We stepped out into the darkness that cloaked the silent city from its aerial ravagers. As we walked I mused upon this modern maiden"s Iliad. While a thousand hug the quiet haven, what was it that impelled the one to cut moorings and range the deep? A chorus of croaking frogs greeted our turn into a park.

"Funny," said Marie, "but frogs drove me out of Nickleville! There was nothing to do at home but to listen to their eternal noise; to save my nerves I simply had to break away."

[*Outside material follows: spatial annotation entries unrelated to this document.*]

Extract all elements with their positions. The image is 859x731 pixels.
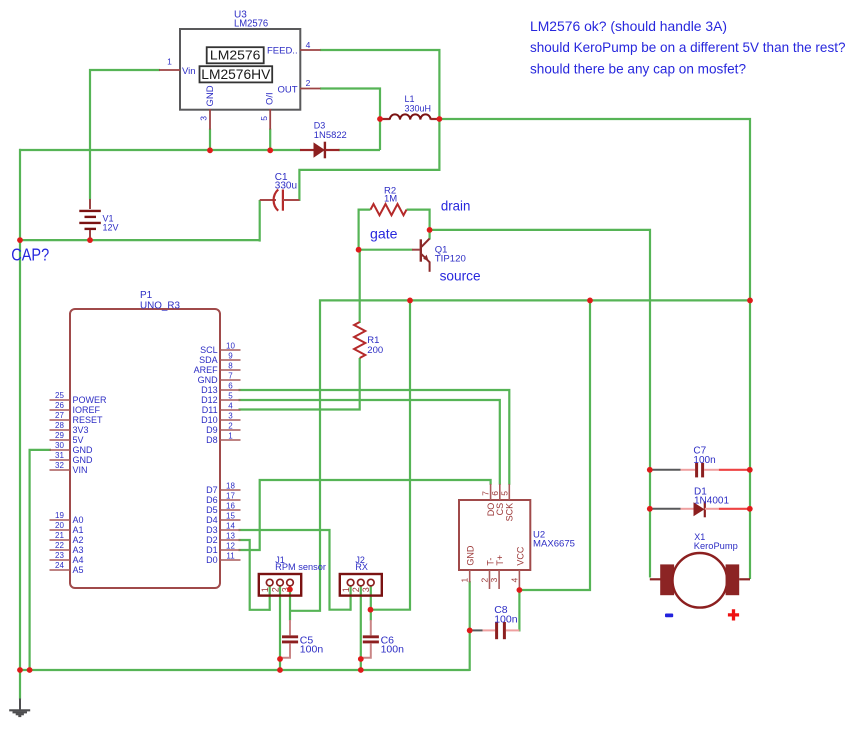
wire D13 to U2 SCK bbox=[239, 390, 510, 485]
svg-text:LM2576HV: LM2576HV bbox=[201, 67, 270, 82]
wire U2 VCC down to C8 bbox=[518, 589, 520, 632]
wire Vin input from battery + bbox=[90, 70, 160, 199]
D1 left lead grey bbox=[651, 508, 681, 510]
P1 pin 28 3V3 bbox=[50, 429, 71, 431]
P1 pin 19 A0 bbox=[50, 519, 71, 521]
pin 3 GND stub bbox=[209, 109, 211, 130]
C7 plate right bbox=[701, 463, 704, 478]
svg-text:18: 18 bbox=[226, 481, 235, 490]
svg-text:GND: GND bbox=[198, 375, 219, 385]
V1 plate long 1 bbox=[79, 210, 101, 212]
svg-text:6: 6 bbox=[228, 381, 233, 390]
junction C7 left bbox=[647, 467, 653, 473]
svg-text:D4: D4 bbox=[206, 515, 218, 525]
C8 right lead bbox=[506, 629, 519, 631]
svg-text:D1: D1 bbox=[206, 545, 218, 555]
P1 pin 29 5V bbox=[50, 439, 71, 441]
U2 pin 3 T+ bbox=[498, 570, 500, 589]
junction U3 GND / bus bbox=[207, 147, 213, 153]
wire 5V rail: L1 out right and down to pump + bbox=[439, 119, 750, 579]
svg-text:3: 3 bbox=[199, 116, 209, 121]
svg-text:IOREF: IOREF bbox=[73, 405, 101, 415]
P1 pin 10 SCL bbox=[220, 349, 241, 351]
J2 pin 2 circle bbox=[358, 579, 365, 586]
P1 pin 15 D4 bbox=[220, 519, 241, 521]
junction drain node bbox=[427, 227, 433, 233]
svg-text:LM2576: LM2576 bbox=[234, 19, 269, 30]
svg-text:17: 17 bbox=[226, 491, 235, 500]
svg-text:32: 32 bbox=[55, 461, 64, 470]
svg-text:5: 5 bbox=[499, 491, 509, 496]
P1 pin 24 A5 bbox=[50, 569, 71, 571]
Q1 emitter diagonal bbox=[422, 254, 430, 262]
svg-text:30: 30 bbox=[55, 441, 64, 450]
P1 pin 7 GND bbox=[220, 379, 241, 381]
svg-text:D3: D3 bbox=[314, 121, 326, 131]
svg-text:TIP120: TIP120 bbox=[435, 254, 466, 265]
svg-text:31: 31 bbox=[55, 451, 64, 460]
pin 2 OUT stub bbox=[300, 88, 321, 90]
Q1 emitter stub bbox=[429, 262, 431, 272]
svg-text:11: 11 bbox=[226, 551, 235, 560]
wire D2 to J1 pin1 bbox=[239, 540, 271, 610]
P1 pin 1 D8 bbox=[220, 439, 241, 441]
wire left vertical GND (x=20) bbox=[19, 149, 21, 671]
wire GND bus upper (y=150) bbox=[19, 149, 300, 151]
P1 pin 6 D13 bbox=[220, 389, 241, 391]
inductor L1 330uH bbox=[380, 118, 390, 120]
U2 pin 6 CS bbox=[499, 484, 501, 500]
junction C7 right bbox=[747, 467, 753, 473]
svg-text:19: 19 bbox=[55, 511, 64, 520]
svg-text:12V: 12V bbox=[103, 223, 119, 233]
P1 pin 21 A2 bbox=[50, 539, 71, 541]
C7 right lead pink bbox=[704, 469, 719, 471]
wire Q1 collector stub bbox=[429, 229, 431, 240]
svg-text:1N4001: 1N4001 bbox=[694, 496, 729, 507]
junction J2 pin3 / 5V bbox=[368, 607, 374, 613]
wire D1 to U2 DO bbox=[239, 480, 491, 550]
wire J1 pin2 stub down to GND bus bbox=[279, 586, 281, 671]
P1 pin 3 D10 bbox=[220, 419, 241, 421]
wire J2 pin1 stub bbox=[350, 586, 352, 611]
P1 pin 5 D12 bbox=[220, 399, 241, 401]
svg-text:Vin: Vin bbox=[182, 66, 196, 77]
wire U2 GND riser to bus bbox=[469, 581, 471, 671]
P1 pin 31 GND bbox=[50, 459, 71, 461]
V1 plate long 2 bbox=[79, 222, 101, 224]
wire U3 O/I pin to bus bbox=[269, 129, 271, 151]
junction gate node bbox=[356, 247, 362, 253]
junction switch node / L1 left bbox=[377, 116, 383, 122]
svg-text:1: 1 bbox=[460, 578, 470, 583]
svg-text:26: 26 bbox=[55, 401, 64, 410]
IC P1 UNO_R3 Arduino box bbox=[70, 309, 220, 588]
wire C1 left lead riser bbox=[259, 200, 261, 242]
label LM2576 black box bbox=[207, 47, 264, 63]
svg-text:A2: A2 bbox=[73, 535, 84, 545]
svg-text:P1: P1 bbox=[140, 290, 153, 301]
svg-text:GND: GND bbox=[73, 445, 94, 455]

The prospect of that canoe trip was not conducive to easy slumber. The frog chorus in that Pennsylvania swamp, why had it not been less demonstrative? Still lots could happen before morning. One might develop appendicitis or the Germans might get the city. With these two comforting hopes I fell asleep. Morning realizing neither of them, I walked over to Marie"s studio.

"Well, then, all ready for the expedition?" I said, masking my pessimism with a smile.

For reply she handed this note which read:

"Dear Marie: I have been transferred from Corbeille to Melun. It makes me ill to be getting ever farther and farther away.--Robert."

With the river trip cancelled, life looked more roseate to me. "And now we can"t go after all," I said, mustering this time the appearance of sadness.

"Oh, don"t look so relieved," she laughed, "because we"re going anyhow."

"But what"s the use? He has gone."

"Well, we are going where he has gone, that"s all," she retorted.